Progressing on to the phases of life that cause us to crave a relationship that provides the love we desperately want, we create trust. We place expectations on the one we desire to fulfill all our needs. Often, this is merely tainted love ("ooooh tainted love"). Placing our trust and expectations in another are usually self-seeking. To know we are loved is our goal, rather than to make them feel loved. Being satisfied with their presence, or any other actions we may find ourselves in, is our weakness. Pleasantries are displayed and we may actually want to please them, but in the end the root is that we want them to be happy so they can make us happy.

As a teenager, as a college student, I sought relationships to give me the sense that I am loved. I struggle still with feeling neglected, overlooked, unwanted, not desired, and forgotten. When I chose to take on Christian beliefs in ninth grade, my father counted it as a sign of weakness and foolishness. That relationship severed, and still immature in my faith, I sought a boyfriend that would provide my sense of worth. Continually I must remind myself that my worth cannot be found in others, they have all failed.

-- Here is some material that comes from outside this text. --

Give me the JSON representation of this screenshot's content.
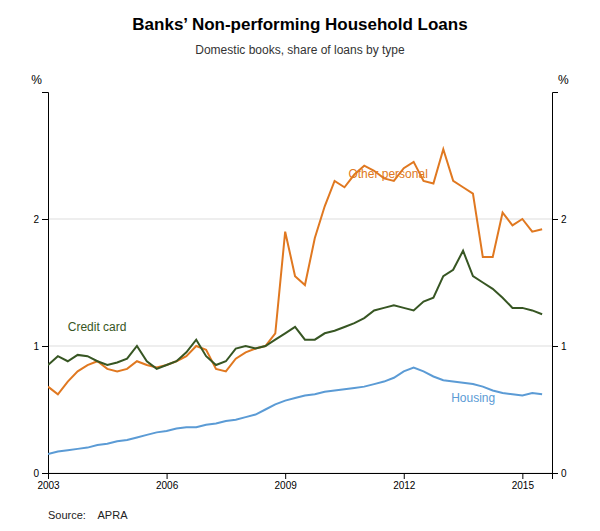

Our tainted ideas of love may stem from life as a newborn. Self-seeking motivations will fail us. Hopelessly caught up in the romantic ideas of love are not the satisfaction we crave. Real love is far different than we have ever made it out. Pure, genuine love is where my sense of worth emminates from. Read the fine print if you want, or take the summary provided:

1 John 4:7-21 - God is love - everything about Him comes from the reason of love.
John 3:16 - God loved me or you or the rest of the world enough to send the most valuable part to endure a treacherous life of wooing the bride and cofounding the wise, only to suffer the ultimate rejection and endure hell - all this just to win me back.
Matthew 5:43-48 - We cannot be selective about who we love - we are to love everyone - including those we hate or who hate us. There are different types of love, which is a study for another time. But in the end, we are to love all.
1 Corinthians 13:4-8 - Real love looks like this.

All that being said, Jesus is after a relationship, He loves me more than I can imagine, and nothing else will really satisfy. As I have been given this love, I cannot contain it for my own purposes... freely give, freely receive. Know you are loved.